Issues get an eight-pack
The Hindi film industry has seen a great revamp in the last three years and the quality of cinema has changed for the good. This year, too, was witness to a mixed bag of films. As a pleasant surprise, films which got critical acclaim also caught the eyeballs.
In fact, you could safely call 2009 a year of issue-based films. There was Jail and then there was Paa. The reason why Indian cinema saw this shift from big banner, traditional blockbusters to socially relevant cinema is that people asked for a change. They didn’t just want to see films with only entertainment value but also wanted some social content in their entertainers. Like I always say, big budget, big banner films may be a hit but they are not necessarily good films, while a small film may not churn out the same amount at Box Office, but it may receive kudos.
To put things into perspective, I would like to give an example of my film Jail. It was a very different film and I am proud to have made it. It is one film that was appreciated by people from all walks of life. Jail was a real film based on the Indian judicial system. It was about people reeling behind bars. Though the film could not generate the kind of response at Box Office I had expected it to, but it made up by generated a huge positive response from audiences.
LS Speaker Meira Kumar and till BJP leader LK Advani loved it and came out with tears in their eyes. Even though the film was made on a small budget, it showed the Indian jail system in its truest form. That is what today’s audiences want.
Going back to 2008, Naseeruddin Shah starer A Wednesday was an impactful movie. Simply made, it successfully tackled the concept of terrorism.
This year closes with Hirani’s 3 Idiots which I am wanting to watch. There has been a lot of buzz around it and fairly so. After all, it is an Aamir Khan film. Paa was also a pathbreaking film and I loved it for its content. So, just like 2008, this year also stands out for its stress on simple experiments, changed mindsets, technical excellence and strong, very strong content.
This was also the year as India got global acclaim through Oscars. The importance of Hollywood in Bollywood cannot be denied. Hollywood has always been the baap of Bollywood and we have always drawn inspiration from it. Indian filmmakers have picked up subjects and ideas from Hollywood. It has always been a part of us and the presence is only increasing by each passing year.
In all, 2009 has been the year of change in Hindi cinema. Films like Rock On and Fashion in 2008 have given viewers that extra something which the 150 TV channels do not give them at home. Audiences have become very ruthless today. After all, with so much entertainment happening at just a flick of a remote, they will come to the multiplex only for an extra edge to their entertainment quotient.

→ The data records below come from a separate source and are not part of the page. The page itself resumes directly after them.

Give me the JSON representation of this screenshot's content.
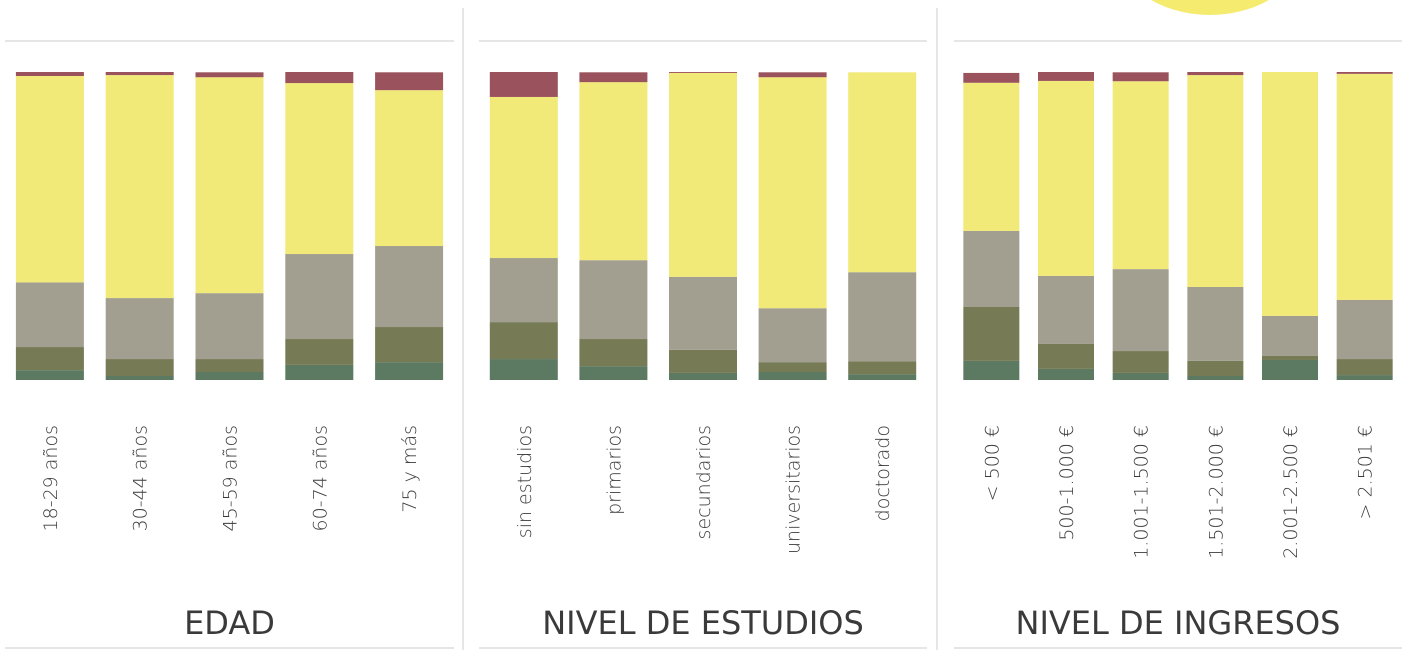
{
  "chart_data": [
    {
      "type": "bar",
      "stacked": true,
      "title": "EDAD",
      "categories": [
        "18-29 años",
        "30-44 años",
        "45-59 años",
        "60-74 años",
        "75 y más"
      ],
      "ylim": [
        0,
        100
      ],
      "series": [
        {
          "color": "#5c7a62",
          "values": [
            3.2,
            1.3,
            2.6,
            4.9,
            5.8
          ]
        },
        {
          "color": "#767a55",
          "values": [
            7.5,
            5.5,
            4.2,
            8.4,
            11.4
          ]
        },
        {
          "color": "#a29f91",
          "values": [
            21,
            19.8,
            21.4,
            27.6,
            26.3
          ]
        },
        {
          "color": "#f2ea78",
          "values": [
            67,
            72.4,
            70.1,
            55.5,
            50.6
          ]
        },
        {
          "color": "#9a525c",
          "values": [
            1.3,
            1,
            1.6,
            3.6,
            5.8
          ]
        }
      ]
    },
    {
      "type": "bar",
      "stacked": true,
      "title": "NIVEL DE ESTUDIOS",
      "categories": [
        "sin estudios",
        "primarios",
        "secundarios",
        "universitarios",
        "doctorado"
      ],
      "ylim": [
        0,
        100
      ],
      "series": [
        {
          "color": "#5c7a62",
          "values": [
            6.8,
            4.5,
            2.3,
            2.6,
            1.9
          ]
        },
        {
          "color": "#767a55",
          "values": [
            12,
            8.8,
            7.5,
            3.2,
            4.2
          ]
        },
        {
          "color": "#a29f91",
          "values": [
            20.8,
            25.6,
            23.7,
            17.5,
            28.9
          ]
        },
        {
          "color": "#f2ea78",
          "values": [
            52.3,
            57.8,
            66.2,
            75,
            64.9
          ]
        },
        {
          "color": "#9a525c",
          "values": [
            8.1,
            3.2,
            0.3,
            1.6,
            0
          ]
        }
      ]
    },
    {
      "type": "bar",
      "stacked": true,
      "title": "NIVEL DE INGRESOS",
      "categories": [
        "< 500 €",
        "500-1.000 €",
        "1.001-1.500 €",
        "1.501-2.000 €",
        "2.001-2.500 €",
        "> 2.501 €"
      ],
      "ylim": [
        0,
        100
      ],
      "series": [
        {
          "color": "#5c7a62",
          "values": [
            6.2,
            3.6,
            2.3,
            1.3,
            6.5,
            1.6
          ]
        },
        {
          "color": "#767a55",
          "values": [
            17.5,
            8.1,
            7.1,
            4.9,
            1.3,
            5.2
          ]
        },
        {
          "color": "#a29f91",
          "values": [
            24.7,
            22.1,
            26.6,
            24,
            13,
            19.2
          ]
        },
        {
          "color": "#f2ea78",
          "values": [
            48.1,
            63.3,
            61,
            68.8,
            79.2,
            73.4
          ]
        },
        {
          "color": "#9a525c",
          "values": [
            3.2,
            2.9,
            2.9,
            1,
            0,
            0.6
          ]
        }
      ]
    }
  ]
}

Indeed, Bollywood came a long way. Our films were technically stronger, so much so that they are increasingly reaching out to people in foreign lands too. They watch them for the love of our song and dance sequences, our colour schemes and our bevy of emotions.
Having said that, we are still not equipped enough to make films like Avatar in India. Even though it is two hours and 40 minutes long, the film is a 3D marvel. The imaging is superb and it just takes you to another world of fantasy. Moreover, for a film with such a huge budget ($500 million), we need to understand that Hollywood has a market across the world. English is a universal language which gives these films an edge over us. They also dub all their films in different languages like French, Russian, German etc, which generates a lot of additional revenue.
In that sense, Indian films get limited. All we have is an NRI community and a limited interested foreign crowd. In India itself, there is very less viewership in places like Tamil Nadu, Andhra Pradesh etc. Despite being Indian States, the demand for Hindi films is just not there. It’s practically impossible for India to make a film like Avatar which had been on the floor for 12 long years.
Talking about money, the Indian cinema business also saw a slump owing to recession. While 2008 was a good year, 2009 has been much below the expectations. A lot of films tanked at the Box Office, not because they weren’t good content-wise but because of the slowdown. I am positive, however, about 2010 and am keeping my fingers crossed as a lot of good films are awaiting release next year.
2009 also lost on business because of the much-publicised producer-multiplex face-off, owing to which there were no releases for three months. And when the strike was called off, a pile-up happened. There was no breathing space at the multiplexes with films being released in quick succession. For example, when Jail released, it did not open to a good audience but gained on popularity through the word of mouth. People wanted to watch it but the very next week it was out of theatres because there were other releases. Cinema halls just could not hold on to one film for a very long time. Similar was the case with Sankat City which was a great film but by the time people got to know about it, it was nowhere to be seen.
Year 2009 was also the year of young actors like Neil Nitin Mukesh, Ranbir Kapoor, Shahid Kapur and Imran Khan. This new brigade is creating a niche for itself and has made work speak for it. Their performances have been appreciated and I am very happy for them. But that doesn’t mean that there is no place for the likes of SRK or Aamir. When Sanjay Dutt, Sunny Deol, Anil Kapoor and Jackie Shroff ruled screen space, there came a time for newer generation like Aamir, SRK and Salman, and they all co-existed. So is the case with SRK, Aamir and Ranbir, Neil and Shahid. There is a place for everyone under the sun.